Other than that, we're in Shymkent right now after a heck of an adventurous ride.... Since the Kyrgyz embassy has our pasports, we can't take trains - Hello 12 hour bus ride across the steppe!!!! Not fun. Especially since we had an incident with our tickets. My travelling companion decided to throw out all of our useless reciepts - groceries, clothes, stuff like that. Long story short, our ticket (which, in Kirk's defence DOES look a fair bit like a receipt) went out with the garbage. It took a lot of very polite Russian but true Kazakh hospitality, BAM - we were on that bus with no tickets and no passports!!!! Wicked!!!

We're now in Shymkent, which is a great little city 12 hours west of Almaty - it is REALLY hot here. But, we've bought new hats (and pants, and a new shirt for me) and are ready to deal with the heat. Check these pics out!!




One is Eva with our new workmen friends, another is 'letting the crazy out,' finally we've got our new clothes and our very generous Shymkent hosts - Burt and Gin!!

Sunday, June 27, 2010

We're off tomorrow

Hey everyone,

So Kirk and I are off tomorrow!! We're pretty excited!

Just like last year, I'm going to try to keep a fairly current blog, Kirk will probably write a little bit too, we'll see.
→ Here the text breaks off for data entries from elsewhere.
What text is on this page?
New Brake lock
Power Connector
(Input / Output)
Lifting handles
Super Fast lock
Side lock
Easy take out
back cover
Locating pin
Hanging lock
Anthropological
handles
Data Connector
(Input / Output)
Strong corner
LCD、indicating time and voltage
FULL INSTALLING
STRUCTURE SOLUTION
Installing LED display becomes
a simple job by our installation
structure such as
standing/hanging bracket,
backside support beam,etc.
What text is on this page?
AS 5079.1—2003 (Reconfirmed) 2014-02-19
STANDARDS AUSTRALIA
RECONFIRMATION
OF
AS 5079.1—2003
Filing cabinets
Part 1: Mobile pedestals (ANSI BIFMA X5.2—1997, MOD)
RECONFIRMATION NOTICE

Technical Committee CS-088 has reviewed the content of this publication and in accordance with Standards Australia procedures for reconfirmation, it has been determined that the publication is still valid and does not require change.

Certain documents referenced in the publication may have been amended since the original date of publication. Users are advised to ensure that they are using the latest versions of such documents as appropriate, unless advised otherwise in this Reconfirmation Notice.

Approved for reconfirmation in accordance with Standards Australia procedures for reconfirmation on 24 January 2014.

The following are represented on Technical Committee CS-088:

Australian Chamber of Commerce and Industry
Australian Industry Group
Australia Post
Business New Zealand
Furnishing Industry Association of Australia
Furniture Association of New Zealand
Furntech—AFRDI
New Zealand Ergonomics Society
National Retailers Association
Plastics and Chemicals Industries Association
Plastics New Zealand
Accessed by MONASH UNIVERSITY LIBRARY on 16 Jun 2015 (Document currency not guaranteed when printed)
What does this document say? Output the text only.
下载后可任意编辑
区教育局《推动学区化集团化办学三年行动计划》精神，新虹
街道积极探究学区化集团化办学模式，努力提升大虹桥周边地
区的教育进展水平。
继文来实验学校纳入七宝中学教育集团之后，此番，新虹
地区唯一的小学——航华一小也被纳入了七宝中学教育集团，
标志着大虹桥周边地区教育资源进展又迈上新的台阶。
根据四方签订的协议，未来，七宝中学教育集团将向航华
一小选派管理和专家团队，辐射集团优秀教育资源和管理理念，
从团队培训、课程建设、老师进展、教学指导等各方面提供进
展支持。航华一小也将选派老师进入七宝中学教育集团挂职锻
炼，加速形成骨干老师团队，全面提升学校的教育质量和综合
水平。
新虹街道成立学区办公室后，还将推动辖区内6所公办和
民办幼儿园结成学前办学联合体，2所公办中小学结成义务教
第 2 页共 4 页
But both of us are really looking forward to taking off.

We're pretty excited, although tomorrow will be a long day, we fly out of Moscow (which will be a little emotional for me) and into Kiev, sit around for like 8 hours and then leave for Almaty. It'll be a good time!!!

Be sure to leave your comments (I assume that you can do that!!) and thanks a lot to Britt-Mari for reminding me to get going with this!!

Alex

PS - To our respective mothers (and many second mothers) - we will be very careful and if anything bad happens, well, we'll try to come out as leaders of a small, oil-rich country.